A cúpula já prometia ser difícil para os membros europeus da aliança, que enfrentam um presidente americano que ameaçou reduzir o compromisso dos EUA com a Europa e assumir o controle de um território pertencente a um dos aliados.

O secretário-geral da Otan, Mark Rutte, dedicou boa parte do primeiro dia da cúpula, na terça-feira (7), a destacar o aumento dos gastos com defesa pelos países da aliança, uma das principais críticas do presidente americano, Donald Trump.

Rutte anunciou novos acordos de defesa no valor de dezenas de bilhões de dólares, em uma tentativa de demonstrar que o peso financeiro da defesa da Europa está sendo redistribuído. Mas a nova escalada do conflito, possivelmente a maior desde que EUA e Irã assinaram o Memorando de Entendimento no mês passado, agora ameaça transformar as discussões da Otan em um tema secundário.

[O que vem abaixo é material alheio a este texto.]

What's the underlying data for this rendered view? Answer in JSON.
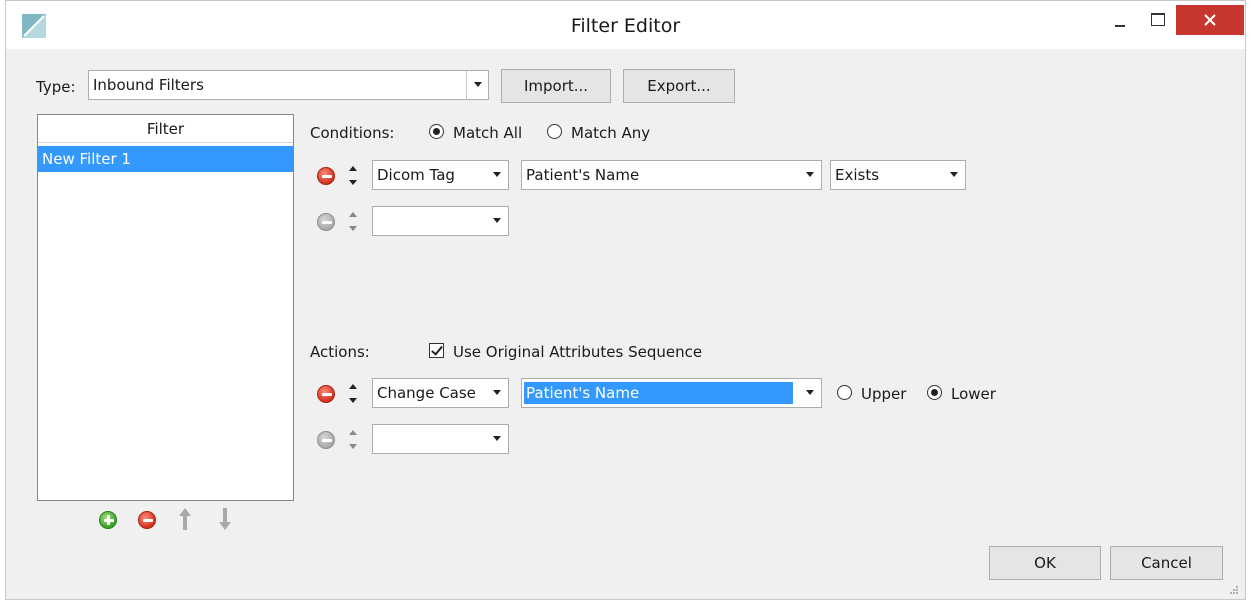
{
  "window": {
    "title": "Filter Editor"
  },
  "type_row": {
    "label": "Type:",
    "value": "Inbound Filters",
    "import_label": "Import...",
    "export_label": "Export..."
  },
  "filter_list": {
    "header": "Filter",
    "items": [
      "New Filter 1"
    ]
  },
  "conditions": {
    "label": "Conditions:",
    "match_all_label": "Match All",
    "match_any_label": "Match Any",
    "selected": "Match All",
    "row1": {
      "field": "Dicom Tag",
      "tag": "Patient's Name",
      "op": "Exists"
    },
    "row2": {
      "field": ""
    }
  },
  "actions": {
    "label": "Actions:",
    "use_original_label": "Use Original Attributes Sequence",
    "use_original_checked": true,
    "row1": {
      "action": "Change Case",
      "tag": "Patient's Name",
      "upper_label": "Upper",
      "lower_label": "Lower",
      "selected": "Lower"
    },
    "row2": {
      "action": ""
    }
  },
  "footer": {
    "ok_label": "OK",
    "cancel_label": "Cancel"
  },
  "colors": {
    "close_button": "#c7372f",
    "selection": "#3399ff",
    "remove_red": "#d2321f",
    "add_green": "#3aa02a"
  },
  "icons": {
    "app": "app-logo-icon",
    "add": "add-icon",
    "remove": "remove-icon",
    "move_up": "arrow-up-icon",
    "move_down": "arrow-down-icon"
  }
}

Trump afirmou na manhã desta quarta-feira (8) acreditar que o memorando de entendimento firmado com o Irã "acabou", após a série de ataques registrados na região. "É uma perda de tempo negociar com eles", disse Trump durante a cúpula.

A alta representante da União Europeia para Relações Exteriores, Kaja Kallas, afirmou nesta quarta-feira que "a troca de ataques entre os EUA e o Irã torna ainda mais difíceis as já delicadas negociações para encerrar a guerra".

Trump tem criticado outros integrantes da Otan por, segundo ele, não apoiarem os EUA em sua guerra contra o Irã e atacou pessoalmente os líderes de vários países por causa desse tema.